When a miscarriage occurs, most often the loss is totally unexpected and it occurs suddenly. One day there is a healthy heart beating on the monitor at the doctor’s office, and the next day the heart that was beating so strong has stopped. When this early loss occurs, one of the deepest heartaches a mother experiences is that feeling of emptiness.

The empty feeling is at times almost unbearable. When a D & C takes place, or when a mother miscarries naturally, her body suddenly goes into a quick reverse. One minute the body was giving out signals that there was a pregnancy. Hormones were multiplying, the size of the uterus was increasing, the baby was growing, there was pressure on the bladder, and the mother could feel the increased uterus. This is probably the greatest feeling of all—knowing that her body is changing daily to accommodate a new life.

When the uterus no longer is holding a baby, there is an empty feeling that is like a raging appetite that needs to be filled; only there is nothing that can satisfy the hunger pains. The emotional emptiness is as real as the physical emptiness, and that, too, needs to be satisfied. What can be done to help fill the emptiness of a miscarriage?
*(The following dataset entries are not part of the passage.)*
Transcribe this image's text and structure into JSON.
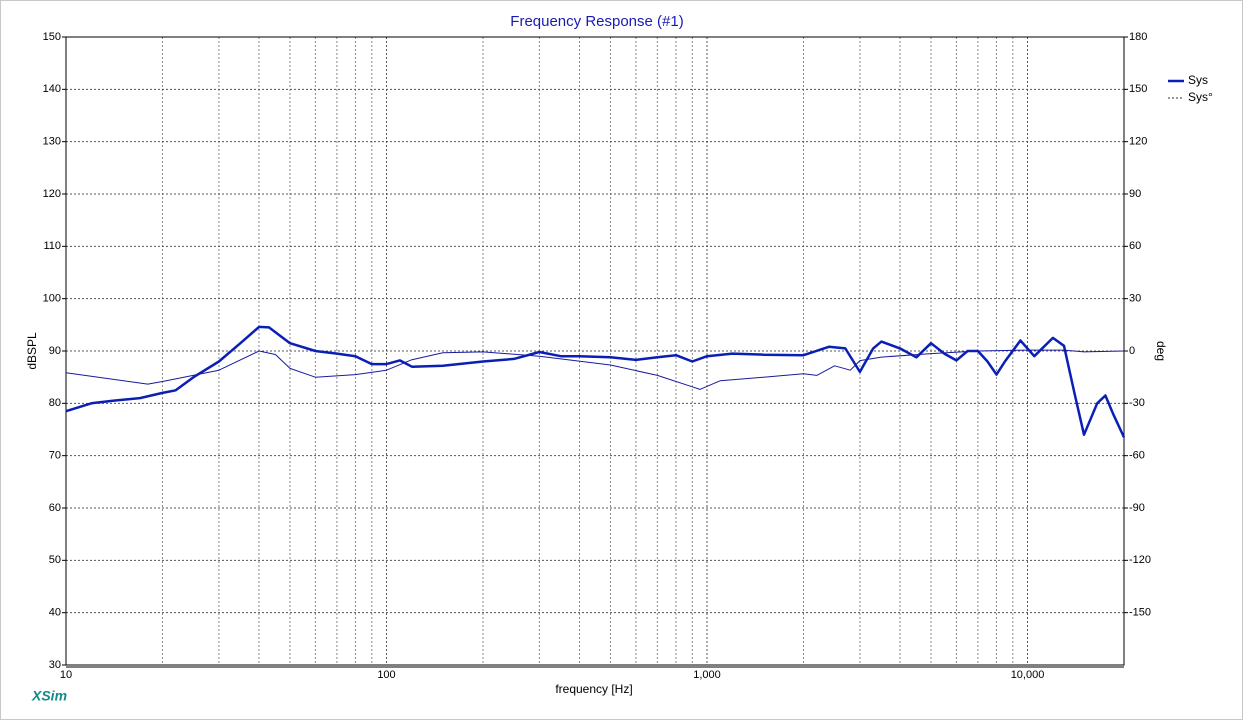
{
  "chart_data": {
    "type": "line",
    "title": "Frequency Response (#1)",
    "xlabel": "frequency [Hz]",
    "ylabel": "dBSPL",
    "y2label": "deg",
    "watermark": "XSim",
    "xscale": "log",
    "grid": true,
    "legend": "right",
    "xlim": [
      10,
      20000
    ],
    "xticks": [
      10,
      100,
      {
        "value": 1000,
        "label": "1,000"
      },
      {
        "value": 10000,
        "label": "10,000"
      }
    ],
    "ylim": [
      30,
      150
    ],
    "yticks": [
      30,
      40,
      50,
      60,
      70,
      80,
      90,
      100,
      110,
      120,
      130,
      140,
      150
    ],
    "y2lim": [
      -180,
      180
    ],
    "y2ticks": [
      -150,
      -120,
      -90,
      -60,
      -30,
      0,
      30,
      60,
      90,
      120,
      150,
      180
    ],
    "series": [
      {
        "name": "Sys",
        "color": "#0a1fb4",
        "axis": "y",
        "x": [
          10,
          12,
          14,
          17,
          20,
          22,
          25,
          30,
          35,
          40,
          43,
          50,
          60,
          70,
          80,
          90,
          100,
          110,
          120,
          150,
          200,
          250,
          300,
          350,
          400,
          500,
          600,
          700,
          800,
          900,
          1000,
          1200,
          1500,
          2000,
          2400,
          2700,
          3000,
          3300,
          3500,
          4000,
          4500,
          5000,
          5500,
          6000,
          6500,
          7000,
          7500,
          8000,
          8500,
          9500,
          10500,
          12000,
          13000,
          14000,
          15000,
          16500,
          17500,
          18500,
          20000
        ],
        "values": [
          78.5,
          80,
          80.5,
          81,
          82,
          82.5,
          85,
          88,
          91.5,
          94.6,
          94.5,
          91.5,
          90,
          89.5,
          89,
          87.5,
          87.5,
          88.2,
          87,
          87.2,
          88,
          88.5,
          89.8,
          89,
          89,
          88.8,
          88.3,
          88.8,
          89.2,
          88,
          89,
          89.5,
          89.3,
          89.2,
          90.8,
          90.5,
          86,
          90.5,
          91.8,
          90.5,
          88.8,
          91.5,
          89.5,
          88.2,
          90,
          90,
          88,
          85.5,
          88,
          92,
          89,
          92.5,
          91,
          82,
          74,
          80,
          81.5,
          78,
          73.5
        ]
      },
      {
        "name": "Sys°",
        "color": "#1a1aa0",
        "axis": "y2",
        "x": [
          10,
          18,
          20,
          30,
          40,
          45,
          50,
          60,
          80,
          100,
          120,
          150,
          200,
          300,
          500,
          700,
          900,
          950,
          1100,
          1500,
          2000,
          2200,
          2500,
          2800,
          3000,
          3500,
          5000,
          7000,
          10000,
          13000,
          15000,
          20000
        ],
        "values": [
          -12.5,
          -19,
          -17.5,
          -11,
          0,
          -2,
          -10,
          -15,
          -13.5,
          -11,
          -5,
          -1,
          -0.5,
          -3,
          -8,
          -14,
          -20.5,
          -22,
          -17,
          -15,
          -13,
          -14,
          -8.5,
          -11,
          -5.5,
          -3.5,
          -1.5,
          0,
          0.5,
          0.5,
          -0.5,
          0
        ]
      }
    ]
  }
}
It takes a lot of time to work through the emptiness. The body that was 6, 8, or more weeks pregnant is going to need at least that amount of time to feel physically back to normal again. The emotional emptiness takes more time. This is the period of time that a mother needs to take special care of herself. Get lots of rest. Drink lots of fluids to prevent dehydration. Be aware of the possibility of depression and seek immediate help if there are any indications of pain that is too unbearable. Set up a support system of friends and family members to help during this time of readjustment. And, remind yourself often that each day is one day forward in the journey of grief. The empty feeling will leave, but grief cannot be rushed. When you give yourself permission to grieve, you are also giving yourself permission to heal. Time and support are your greatest friends following the emptiness of a miscarriage.